Barring an extension, tenants have until June 3 to buy their homes from their current landlord, HMK Ltd., or move out.

"I think the plan was a little late in coming. We have already lost a lot of families," said Stephanie Hanson, an HMK tenant living on disability. "The best scenario is for them not to be displaced out of the neighborhood, for their kids to continue in the schools."

HMK announced last year that it was pulling more than 300 of its properties off the rental market after a dispute with the city over new minimum housing standards.

HMK has put out a detailed, long-term plan to bring affordable housing to West Dallas, but the company has not responded to questions from NBC 5 about its plans to help residents who cannot afford to buy their homes.

In its plan HMK said it wants the city of Dallas to help acquire federal funding for multiple projects.

The city has told the company's executive, Khraish Khraish, that HMK is free to do what it wants with its property and does not need the city's help to apply for federal funding for affordable housing projects.

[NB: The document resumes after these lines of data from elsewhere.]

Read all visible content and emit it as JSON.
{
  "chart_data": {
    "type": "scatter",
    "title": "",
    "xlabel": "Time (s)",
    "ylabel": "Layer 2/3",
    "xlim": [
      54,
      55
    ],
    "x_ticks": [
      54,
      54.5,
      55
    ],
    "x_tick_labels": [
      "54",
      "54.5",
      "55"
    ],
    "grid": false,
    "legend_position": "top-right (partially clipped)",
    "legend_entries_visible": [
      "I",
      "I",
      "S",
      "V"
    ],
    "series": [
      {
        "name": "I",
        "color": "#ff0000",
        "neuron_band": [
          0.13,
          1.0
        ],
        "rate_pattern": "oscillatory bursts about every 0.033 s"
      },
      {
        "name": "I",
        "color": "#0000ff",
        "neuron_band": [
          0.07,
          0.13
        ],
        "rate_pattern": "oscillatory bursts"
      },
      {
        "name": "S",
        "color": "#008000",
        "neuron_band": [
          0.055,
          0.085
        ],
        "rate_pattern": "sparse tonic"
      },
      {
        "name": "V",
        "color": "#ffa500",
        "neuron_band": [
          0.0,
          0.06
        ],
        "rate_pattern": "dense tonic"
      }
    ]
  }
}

As the two sides continue their stalemate, community advocates like Alex Garcia are on the ground in the community making sure tenants understand their rights. He said some families have already given up and left. Others do not trust the city or HMK.

"You have to be transparent. They've got know that you are for real. You've got to know how to communicate, because they don't know whats going on," he said. "What's lacking right now is empowerment."

Next week, city leaders will meet with tenants and community advocates to discuss the plan. An official announcement is expected by February.

As an Army veteran, Hanson is already planning for the future, whether it's in West Dallas or somewhere else.

"I got plan A, B, and C. Sometimes I just think about moving into an Inwood Suites, taking a few months to regroup," she said, chuckling. "That might be a good avenue."